6 - Un rassemblement de vipères

LIRA

Se lier à un dragon. Ces mots me tordirent l’estomac.

Je n’avais pas ma place ici. Pas vraiment. On ne m’avait pas élevée pour ça. Je n’avais pas étudié les langues, ni l’étiquette, ni la magie. J’avais passé ma vie à me cacher. Et à survivre.

Mais je ne pouvais pas partir.

Pas avant d’avoir vengé la mort de mon père. Il fallait bien que quelqu’un paie, d’une façon ou d’une autre, pour la destruction de ma famille.
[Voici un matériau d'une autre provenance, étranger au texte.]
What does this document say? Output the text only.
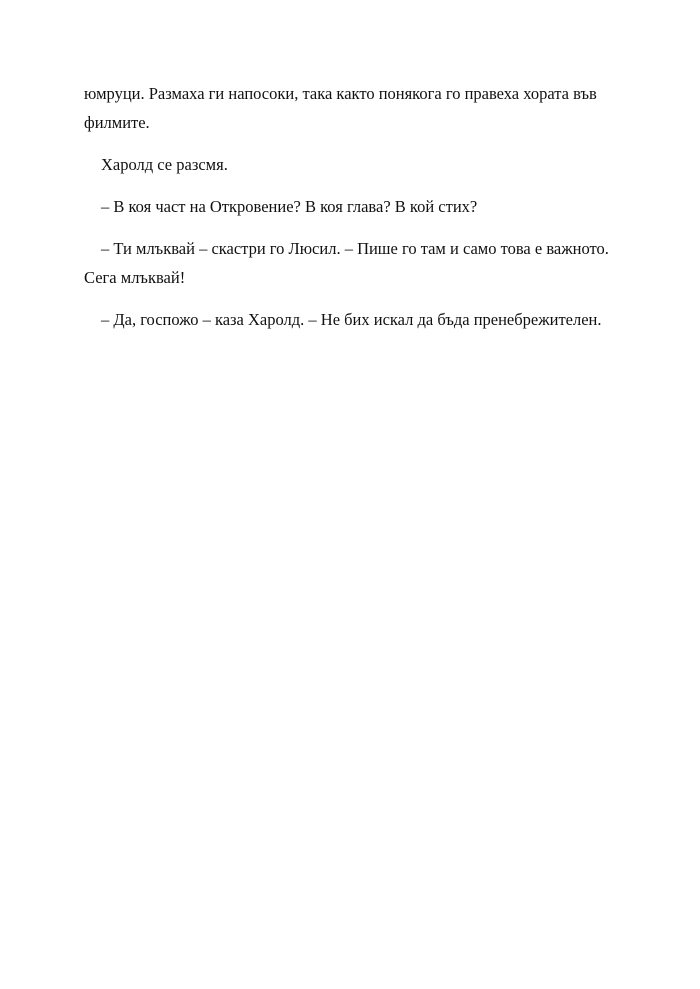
юмруци. Размаха ги напосоки, така както понякога го правеха хората във филмите.

Харолд се разсмя.

– В коя част на Откровение? В коя глава? В кой стих?

– Ти млъквай – скастри го Люсил. – Пише го там и само това е важното. Сега млъквай!

– Да, госпожо – каза Харолд. – Не бих искал да бъда пренебрежителен.
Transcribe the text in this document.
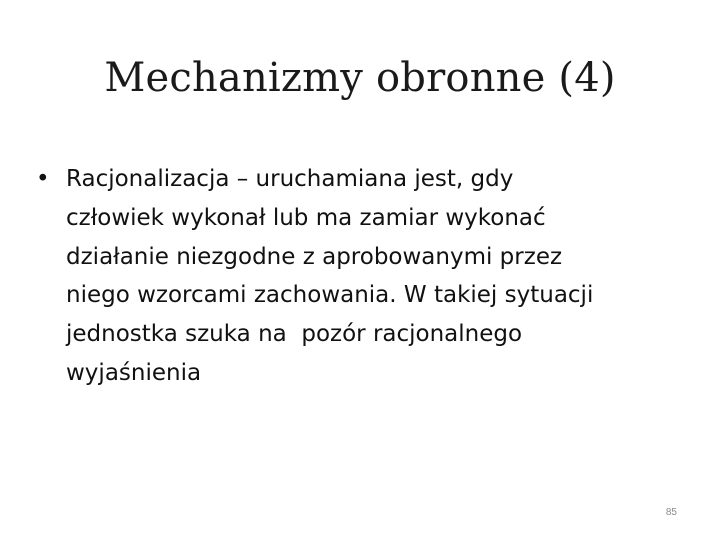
Mechanizmy obronne (4)
• Racjonalizacja – uruchamiana jest, gdy
człowiek wykonał lub ma zamiar wykonać
działanie niezgodne z aprobowanymi przez
niego wzorcami zachowania. W takiej sytuacji
jednostka szuka na  pozór racjonalnego
wyjaśnienia
85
« La sélection ne sera pas facile, poursuivit la reine Seraphina. Elle vous mettra à l’épreuve de toutes les manières : magiquement, diplomatiquement, socialement, intellectuellement et personnellement. Ce n’est pas un concours de beauté. C’est un test de leadership. »

Certaines filles remuèrent à côté de moi. Quelques-unes échangèrent même des regards, comme si elles étaient prêtes à relever le défi. Je restai immobile. Je le devais. Au moindre faux mouvement, elles me verraient telle que j’étais : une imposture sous un nom emprunté, portant le destin d’une autre.
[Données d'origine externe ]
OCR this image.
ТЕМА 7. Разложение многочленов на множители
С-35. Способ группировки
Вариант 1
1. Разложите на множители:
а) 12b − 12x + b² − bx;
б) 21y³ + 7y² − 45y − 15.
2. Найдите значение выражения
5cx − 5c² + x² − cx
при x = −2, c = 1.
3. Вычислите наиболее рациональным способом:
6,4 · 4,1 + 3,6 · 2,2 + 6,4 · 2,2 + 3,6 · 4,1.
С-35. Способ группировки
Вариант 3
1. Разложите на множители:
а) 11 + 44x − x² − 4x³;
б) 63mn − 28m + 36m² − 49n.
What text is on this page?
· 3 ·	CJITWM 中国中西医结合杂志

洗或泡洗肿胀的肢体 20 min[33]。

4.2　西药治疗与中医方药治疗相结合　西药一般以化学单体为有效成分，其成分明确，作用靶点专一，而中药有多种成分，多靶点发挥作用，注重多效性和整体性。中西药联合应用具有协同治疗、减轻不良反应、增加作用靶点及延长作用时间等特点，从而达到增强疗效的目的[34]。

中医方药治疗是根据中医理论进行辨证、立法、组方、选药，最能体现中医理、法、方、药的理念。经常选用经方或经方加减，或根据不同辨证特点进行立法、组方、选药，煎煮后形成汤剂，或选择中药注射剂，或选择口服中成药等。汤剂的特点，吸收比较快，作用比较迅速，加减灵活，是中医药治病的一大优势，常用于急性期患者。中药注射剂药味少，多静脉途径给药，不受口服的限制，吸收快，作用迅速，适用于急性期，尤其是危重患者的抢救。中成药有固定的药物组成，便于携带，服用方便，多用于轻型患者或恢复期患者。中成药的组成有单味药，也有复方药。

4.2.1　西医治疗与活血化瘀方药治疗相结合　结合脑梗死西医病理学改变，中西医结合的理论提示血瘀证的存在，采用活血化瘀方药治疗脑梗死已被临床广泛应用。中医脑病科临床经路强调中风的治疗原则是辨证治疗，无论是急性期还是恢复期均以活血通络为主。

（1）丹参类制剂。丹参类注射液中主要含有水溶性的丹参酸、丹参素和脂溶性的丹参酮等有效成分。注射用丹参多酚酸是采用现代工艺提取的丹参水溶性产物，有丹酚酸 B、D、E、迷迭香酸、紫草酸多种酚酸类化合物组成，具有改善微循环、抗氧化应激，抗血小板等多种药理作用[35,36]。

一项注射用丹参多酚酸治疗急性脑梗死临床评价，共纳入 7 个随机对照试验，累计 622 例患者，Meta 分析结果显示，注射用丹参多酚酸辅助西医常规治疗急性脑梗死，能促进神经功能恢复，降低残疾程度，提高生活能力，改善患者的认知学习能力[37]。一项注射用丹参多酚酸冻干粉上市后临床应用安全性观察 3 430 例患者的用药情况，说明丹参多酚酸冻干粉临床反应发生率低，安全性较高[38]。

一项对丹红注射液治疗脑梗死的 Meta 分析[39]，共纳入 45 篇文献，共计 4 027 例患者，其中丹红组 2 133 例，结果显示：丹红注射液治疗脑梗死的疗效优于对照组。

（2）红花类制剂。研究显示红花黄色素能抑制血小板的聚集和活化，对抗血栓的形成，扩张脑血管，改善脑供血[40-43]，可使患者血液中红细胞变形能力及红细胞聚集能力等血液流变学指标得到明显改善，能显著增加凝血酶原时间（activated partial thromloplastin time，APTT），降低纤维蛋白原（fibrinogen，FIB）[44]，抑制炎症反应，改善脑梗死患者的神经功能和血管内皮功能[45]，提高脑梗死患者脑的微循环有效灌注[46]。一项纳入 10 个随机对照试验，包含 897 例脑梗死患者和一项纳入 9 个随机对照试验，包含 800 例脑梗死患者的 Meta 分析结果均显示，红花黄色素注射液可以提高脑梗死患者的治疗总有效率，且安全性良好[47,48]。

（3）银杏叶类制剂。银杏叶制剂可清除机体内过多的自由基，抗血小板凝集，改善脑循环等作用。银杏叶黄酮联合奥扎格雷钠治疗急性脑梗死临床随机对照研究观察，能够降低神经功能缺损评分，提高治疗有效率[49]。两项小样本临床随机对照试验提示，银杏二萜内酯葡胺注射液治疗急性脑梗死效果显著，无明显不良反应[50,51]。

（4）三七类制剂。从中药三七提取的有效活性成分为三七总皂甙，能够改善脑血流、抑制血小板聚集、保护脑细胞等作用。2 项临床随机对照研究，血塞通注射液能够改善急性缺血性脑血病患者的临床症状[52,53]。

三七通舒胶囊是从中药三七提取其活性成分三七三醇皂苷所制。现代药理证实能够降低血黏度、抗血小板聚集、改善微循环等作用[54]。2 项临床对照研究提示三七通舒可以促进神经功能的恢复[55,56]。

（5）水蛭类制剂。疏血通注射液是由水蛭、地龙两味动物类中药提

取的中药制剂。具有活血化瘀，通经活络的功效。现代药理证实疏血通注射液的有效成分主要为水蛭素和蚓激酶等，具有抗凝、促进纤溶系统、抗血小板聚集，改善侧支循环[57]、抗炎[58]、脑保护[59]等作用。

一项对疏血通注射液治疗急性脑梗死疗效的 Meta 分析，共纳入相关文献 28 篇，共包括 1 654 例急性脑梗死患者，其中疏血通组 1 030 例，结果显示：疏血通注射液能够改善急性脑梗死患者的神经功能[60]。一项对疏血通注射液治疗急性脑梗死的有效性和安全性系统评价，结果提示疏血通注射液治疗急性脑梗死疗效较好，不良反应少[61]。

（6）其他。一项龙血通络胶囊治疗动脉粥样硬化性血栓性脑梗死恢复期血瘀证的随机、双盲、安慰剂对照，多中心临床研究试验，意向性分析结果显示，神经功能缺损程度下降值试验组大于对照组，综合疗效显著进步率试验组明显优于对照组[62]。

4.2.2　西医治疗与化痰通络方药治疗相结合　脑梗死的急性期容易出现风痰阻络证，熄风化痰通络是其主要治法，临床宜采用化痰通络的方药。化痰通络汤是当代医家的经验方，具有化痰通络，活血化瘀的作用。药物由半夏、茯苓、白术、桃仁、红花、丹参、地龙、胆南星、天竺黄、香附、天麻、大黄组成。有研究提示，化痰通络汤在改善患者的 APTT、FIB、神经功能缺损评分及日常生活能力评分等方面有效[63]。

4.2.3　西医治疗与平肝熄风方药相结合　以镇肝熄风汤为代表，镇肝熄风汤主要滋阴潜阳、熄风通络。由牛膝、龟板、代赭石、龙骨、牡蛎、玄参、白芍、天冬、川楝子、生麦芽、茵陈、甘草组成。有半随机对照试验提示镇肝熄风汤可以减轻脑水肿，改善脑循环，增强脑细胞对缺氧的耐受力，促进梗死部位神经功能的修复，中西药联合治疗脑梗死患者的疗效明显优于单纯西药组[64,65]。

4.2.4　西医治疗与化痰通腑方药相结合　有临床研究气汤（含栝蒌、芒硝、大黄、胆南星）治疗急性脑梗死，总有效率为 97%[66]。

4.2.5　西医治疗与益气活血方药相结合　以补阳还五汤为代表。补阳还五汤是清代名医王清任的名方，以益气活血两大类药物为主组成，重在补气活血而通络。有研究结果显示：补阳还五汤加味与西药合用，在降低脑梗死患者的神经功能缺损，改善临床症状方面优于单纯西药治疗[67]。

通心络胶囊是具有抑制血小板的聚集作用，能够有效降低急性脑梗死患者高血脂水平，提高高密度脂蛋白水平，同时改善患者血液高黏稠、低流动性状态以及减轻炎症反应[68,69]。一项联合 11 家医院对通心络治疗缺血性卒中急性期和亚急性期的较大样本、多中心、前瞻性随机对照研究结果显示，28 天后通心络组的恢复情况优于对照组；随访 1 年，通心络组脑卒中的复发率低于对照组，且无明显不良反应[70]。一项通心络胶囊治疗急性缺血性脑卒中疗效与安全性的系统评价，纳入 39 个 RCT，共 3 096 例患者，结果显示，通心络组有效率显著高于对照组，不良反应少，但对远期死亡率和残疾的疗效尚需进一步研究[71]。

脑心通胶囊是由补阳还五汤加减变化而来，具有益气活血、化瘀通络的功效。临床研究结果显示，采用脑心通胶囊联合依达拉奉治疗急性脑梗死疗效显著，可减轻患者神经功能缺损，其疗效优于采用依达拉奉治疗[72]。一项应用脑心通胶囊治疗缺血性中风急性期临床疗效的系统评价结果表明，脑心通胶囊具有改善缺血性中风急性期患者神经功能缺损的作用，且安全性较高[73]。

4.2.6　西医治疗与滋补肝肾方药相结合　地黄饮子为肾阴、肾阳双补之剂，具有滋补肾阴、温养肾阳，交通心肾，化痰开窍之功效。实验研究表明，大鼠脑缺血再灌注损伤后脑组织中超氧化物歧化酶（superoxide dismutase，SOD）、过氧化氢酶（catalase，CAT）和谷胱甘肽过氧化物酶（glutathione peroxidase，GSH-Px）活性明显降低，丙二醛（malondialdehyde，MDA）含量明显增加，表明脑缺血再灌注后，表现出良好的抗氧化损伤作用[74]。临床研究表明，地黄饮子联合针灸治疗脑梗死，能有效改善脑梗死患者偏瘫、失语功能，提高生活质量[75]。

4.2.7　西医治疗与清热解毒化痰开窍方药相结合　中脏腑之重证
« Vous avez été choisies parmi les familles fondatrices de tout Aurelia. Les Harthwell, les Dorne, les Trevanne, les Caelum, les Fenwick, les Ravenshade, les Moorland, les Crestfall, les Hawthorne, les Windmere, les Vexley, les Evernight et les Vale », continua la reine.
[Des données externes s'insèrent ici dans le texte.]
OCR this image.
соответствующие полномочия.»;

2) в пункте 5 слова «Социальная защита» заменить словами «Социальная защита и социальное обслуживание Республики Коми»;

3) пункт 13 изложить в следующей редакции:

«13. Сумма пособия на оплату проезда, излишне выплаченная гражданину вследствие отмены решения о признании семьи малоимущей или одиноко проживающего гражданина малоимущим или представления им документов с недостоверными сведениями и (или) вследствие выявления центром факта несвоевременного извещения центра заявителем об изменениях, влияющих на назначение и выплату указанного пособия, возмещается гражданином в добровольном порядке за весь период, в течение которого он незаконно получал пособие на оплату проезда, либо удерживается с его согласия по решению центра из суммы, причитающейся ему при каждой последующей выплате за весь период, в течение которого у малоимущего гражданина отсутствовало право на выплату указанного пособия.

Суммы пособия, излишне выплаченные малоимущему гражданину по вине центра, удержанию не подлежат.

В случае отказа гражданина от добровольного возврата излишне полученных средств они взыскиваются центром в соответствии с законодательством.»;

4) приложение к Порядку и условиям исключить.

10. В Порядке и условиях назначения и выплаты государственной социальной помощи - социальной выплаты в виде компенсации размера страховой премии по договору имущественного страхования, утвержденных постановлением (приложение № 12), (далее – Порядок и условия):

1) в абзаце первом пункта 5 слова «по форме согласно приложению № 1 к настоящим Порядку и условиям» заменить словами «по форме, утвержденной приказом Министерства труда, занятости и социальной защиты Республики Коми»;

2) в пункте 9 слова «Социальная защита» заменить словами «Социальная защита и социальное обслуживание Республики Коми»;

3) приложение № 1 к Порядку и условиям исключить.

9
« Vous êtes les seules à avoir accès à la magie, mais n’oubliez pas : ce n’est pas une formalité. Une seule d’entre vous prendra ma place. Le prince héritier choisira, mais ce sont vos actes et votre valeur qui décideront si vous parvenez jusqu’aux épreuves des dragons. »

Je fixai droit devant moi, mais ses mots heurtèrent quelque chose de profond. Je ne veux pas être reine. Je ne l’ai jamais voulu. Pourtant, je devais rester dans la course. Je devais survivre assez longtemps pour détruire les gens qui avaient détruit mon père.

Il n’était pas mort « mystérieusement », comme ils l’avaient prétendu ; sinon, ils ne lui auraient pas arraché son titre et ne nous auraient pas tout pris.

Il a été exécuté.

Déshonoré. Trahi. Laissé à pourrir dans le froid à cause d’une couronne.

Et maintenant, je me tenais dans le palais même qui avait donné l’ordre.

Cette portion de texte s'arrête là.